If production of the planes does not increase, credit agencies will likely penalize Boeing, said Ben Tsocanos, director of airlines, S&P Global Ratings, which for now is maintaining Boeing’s rating.
“We may downgrade if the company fails to ramp up aircraft production and deliveries later this year,” Tsocanos wrote. “We don’t believe there will be any imminent improvement.”
The deal is expected to take about a year to finalize. So if Shanahan leaves to take the top job at Boeing, some of his lieutenants at Spirit will have to take over the company’s division.
To complete this, the deal must first undergo a regulatory review. And the acquisition of Boeing is also conditional on the finalization of the Airbus part of the deal.
Shanahan expressed confidence that the deal will be sealed. He doesn’t see a regulatory block because “it’s not anti-competitive.”
And as for getting the Airbus side of the deal done, he said “working with senior leadership for all parties, everyone is connected and interested in a smooth and fast transition to ensure system performance of production”.
Assuming the deal is finalized, analysts said the task of seamlessly merging Spirit’s operations with Boeing’s is not straightforward because each faces its own domestic production issues.
“The reintegration of Spirit into Boeing is unlikely to be a silver bullet for either company’s operational issues,” wrote Rob Spingarn of Melius Research.
“Issues of the soul are due to the loss of institutional knowledge,” he added. “When the 737 MAX hit the grounding and the pandemic, Spirit cut headcount by about 34% to conserve cash. … Many experienced employees retired or took jobs elsewhere.”
“It will take talent, training and time to fix Boeing and Spirit’s operations in lieu of a deal,” Spingarn concluded.
Likewise, Peter McNally, global head of analysts at Third Bridge, an equity research firm, cited the “lack of a skilled workforce” at Spirit as complicating the same depreciation problem at Boeing, which the deal may not bring “no quick fix”.
“The industrial logic of supply chain integration is sound, but the reality may be more challenging,” he wrote. “For Boeing customers, this is unlikely to bring an immediate adjustment to the number of aircraft that can be delivered.”
Shanahan, of course, is much more optimistic.
He said he has already deployed new technologies in assembly plants to improve quality.

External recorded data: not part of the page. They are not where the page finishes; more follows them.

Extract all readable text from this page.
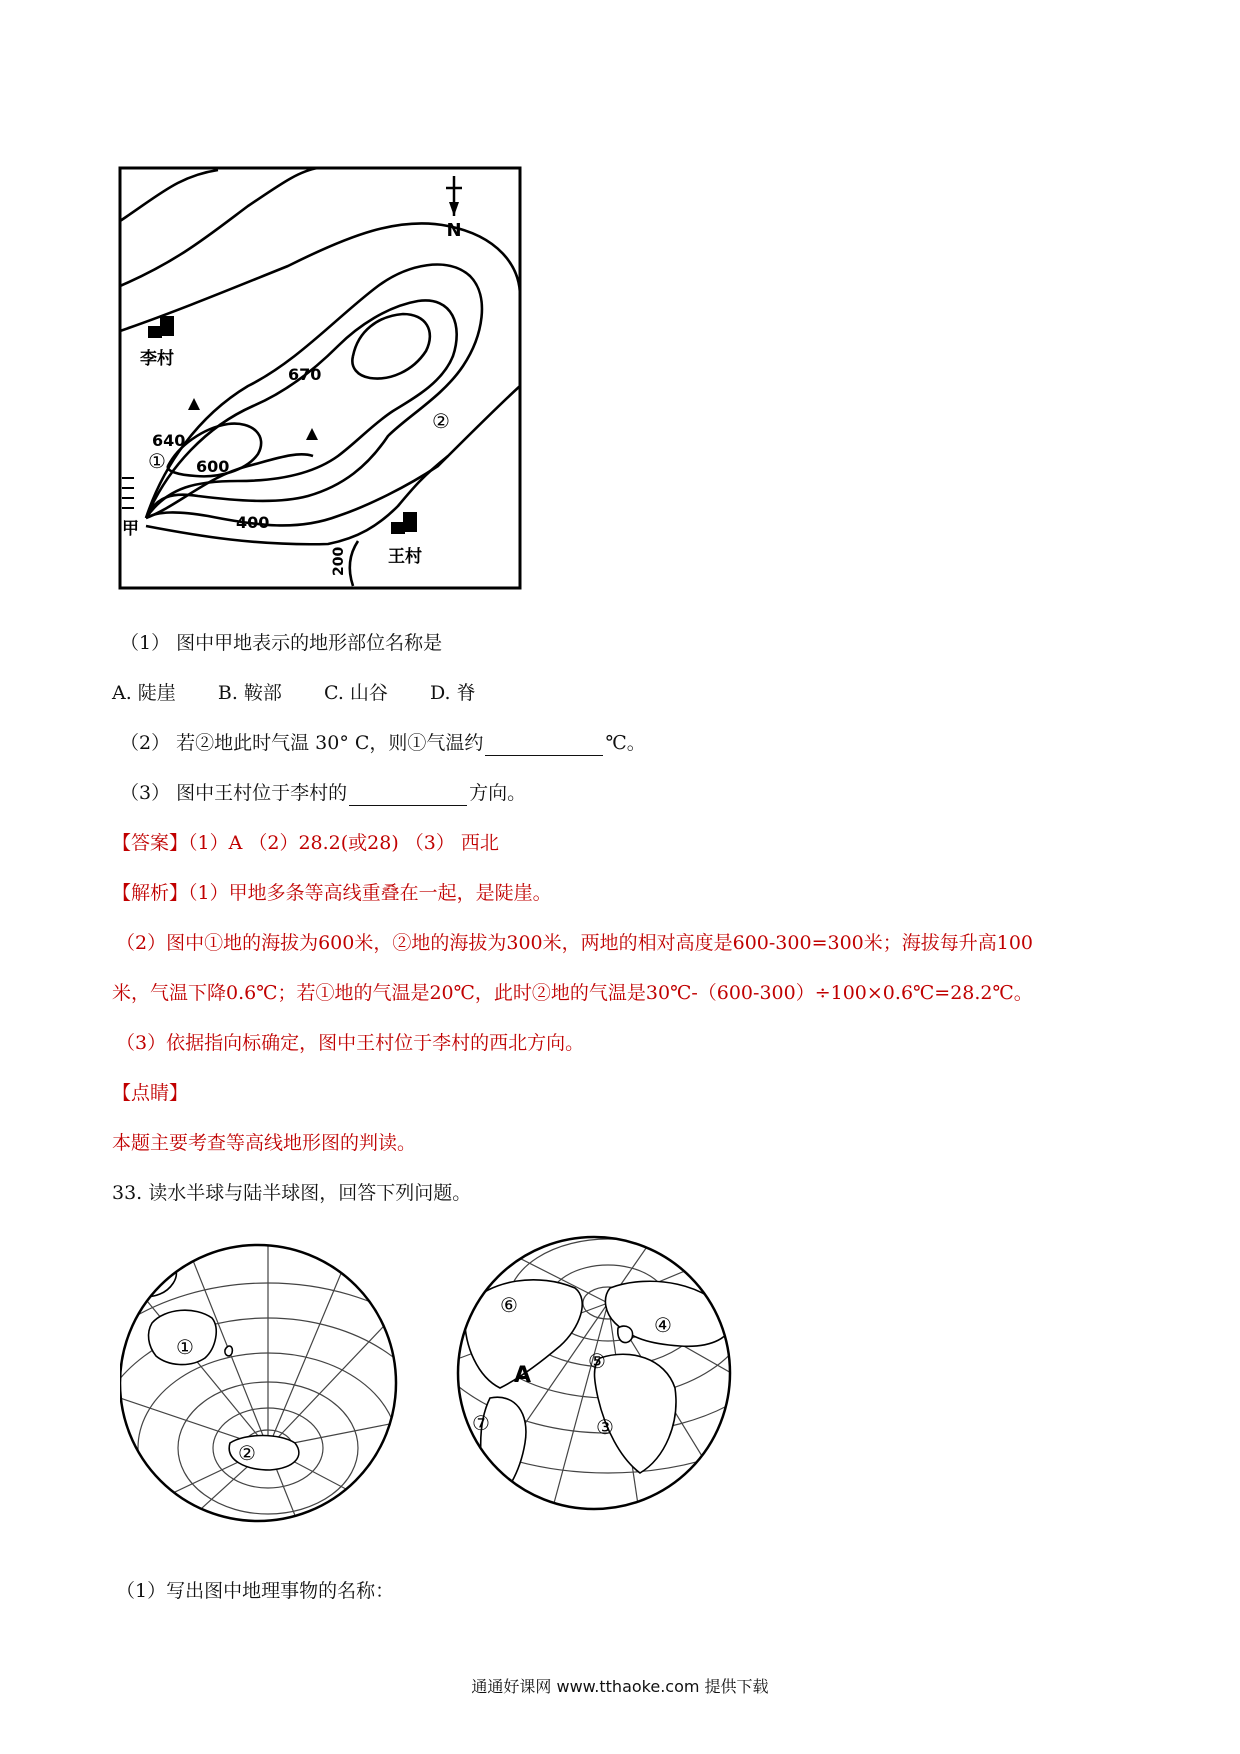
N
李村
王村
670
640
600
400
200
①
②
甲
（1） 图中甲地表示的地形部位名称是
A. 陡崖 B. 鞍部 C. 山谷 D. 脊
（2） 若②地此时气温 30° C，则①气温约	℃。
（3） 图中王村位于李村的	方向。
【答案】（1）A （2）28.2(或28) （3） 西北
【解析】（1）甲地多条等高线重叠在一起，是陡崖。
（2）图中①地的海拔为600米，②地的海拔为300米，两地的相对高度是600-300=300米；海拔每升高100
米，气温下降0.6℃；若①地的气温是20℃，此时②地的气温是30℃-（600-300）÷100×0.6℃=28.2℃。
（3）依据指向标确定，图中王村位于李村的西北方向。
【点睛】
本题主要考查等高线地形图的判读。
33. 读水半球与陆半球图，回答下列问题。
①
②
⑥
④
⑤
A
⑦	③
（1）写出图中地理事物的名称：
通通好课网 www.tthaoke.com 提供下载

These include cameras used for inspection and “automation or new types of tools that allow less experienced people to do the job accurately”.
He said his team has already revamped many of Spirit’s work procedures and created “more in-depth training, not in the classroom, but supporting the mechanics” on the factory floor.
“I feel really good about the progress,” Shanahan said. “We’re going back to being airplane builders, gear heads.”